Top five musical idols who need to drop autobiographical tell-alls, stat
(Barbra Streisand penned a doorstop about architecture and design; maybe pick that one up for Mom.)
This got Gimme Noise thinking about rock tell-alls that don't exist, but totally should. Here are five pop/rock stars who need to give up the autobiographical goods, pop their memoristic cherries.
1. Courtney Love
Lewd, crude, rude, and always wrapped up in one lawsuit or another, Mrs. Kurt Cobain number one with a bullet on this list, and if I listed each and every reason why, I'd crash the City Pages server. The alienation of enablers. The precocious, pinballing international childhood. The narcotics binges. The public conflagrations. The scatterbrained, indecipherable Myspace posts. The self-flagellating anthems. The crusading for musicians' rights; the surprisingly cogent public speeches. The multiple fortune losses. That special, special Village Voice photo. (You know the one.) The redundant, self-loathing series of plastic surgeries. The leapfrogging from alt-rock demi-god to alt-rock demi-god.

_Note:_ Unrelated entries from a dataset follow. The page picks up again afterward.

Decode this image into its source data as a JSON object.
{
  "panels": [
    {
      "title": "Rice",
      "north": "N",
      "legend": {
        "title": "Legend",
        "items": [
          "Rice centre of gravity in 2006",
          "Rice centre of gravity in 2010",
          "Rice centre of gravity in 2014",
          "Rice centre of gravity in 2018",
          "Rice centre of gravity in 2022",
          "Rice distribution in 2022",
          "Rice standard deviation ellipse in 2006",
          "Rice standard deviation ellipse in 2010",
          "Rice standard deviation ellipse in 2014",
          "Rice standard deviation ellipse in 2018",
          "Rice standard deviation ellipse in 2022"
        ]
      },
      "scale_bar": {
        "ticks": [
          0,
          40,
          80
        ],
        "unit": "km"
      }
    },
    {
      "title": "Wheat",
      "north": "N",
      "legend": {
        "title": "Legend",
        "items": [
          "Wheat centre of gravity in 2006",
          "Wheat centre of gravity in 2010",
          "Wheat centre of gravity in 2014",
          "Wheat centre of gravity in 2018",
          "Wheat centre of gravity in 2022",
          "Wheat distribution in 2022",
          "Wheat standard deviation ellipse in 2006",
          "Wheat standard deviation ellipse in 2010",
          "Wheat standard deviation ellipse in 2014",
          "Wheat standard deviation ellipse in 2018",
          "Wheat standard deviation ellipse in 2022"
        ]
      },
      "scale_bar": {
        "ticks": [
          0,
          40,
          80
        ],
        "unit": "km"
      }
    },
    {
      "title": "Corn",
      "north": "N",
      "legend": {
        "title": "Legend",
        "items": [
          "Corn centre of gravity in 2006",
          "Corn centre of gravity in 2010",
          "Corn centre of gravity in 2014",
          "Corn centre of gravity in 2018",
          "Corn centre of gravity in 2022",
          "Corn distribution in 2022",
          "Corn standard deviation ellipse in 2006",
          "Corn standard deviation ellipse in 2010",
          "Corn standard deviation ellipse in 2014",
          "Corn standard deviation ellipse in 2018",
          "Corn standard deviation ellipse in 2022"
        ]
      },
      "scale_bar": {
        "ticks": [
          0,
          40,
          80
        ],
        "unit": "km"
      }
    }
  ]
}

2007's Dirty Blonde: The Diaries of Courtney Love offered selected fragments, but I want the whole picture, while Love still draws breath and roams the earth.
2. Bobby Brown
One could argue that Clipse member Malice is already sort of inadvertently writing Brown's autobiography. The guy was, briefly, one of the planet's biggest R&B stars - and for a longer time, married to another one of the planet's biggest R&B stars - then he totally blew it, tanked, became the sort of total car-crash embarrassment that there's no coming back from.
It's probably too late for some sort of big-scale return for Brown, but I have a feeling that the one-time New Edition member and his management would probably be shocked by the outpouring of good will and sympathy that a coming-totally-clean bio could generate at this point.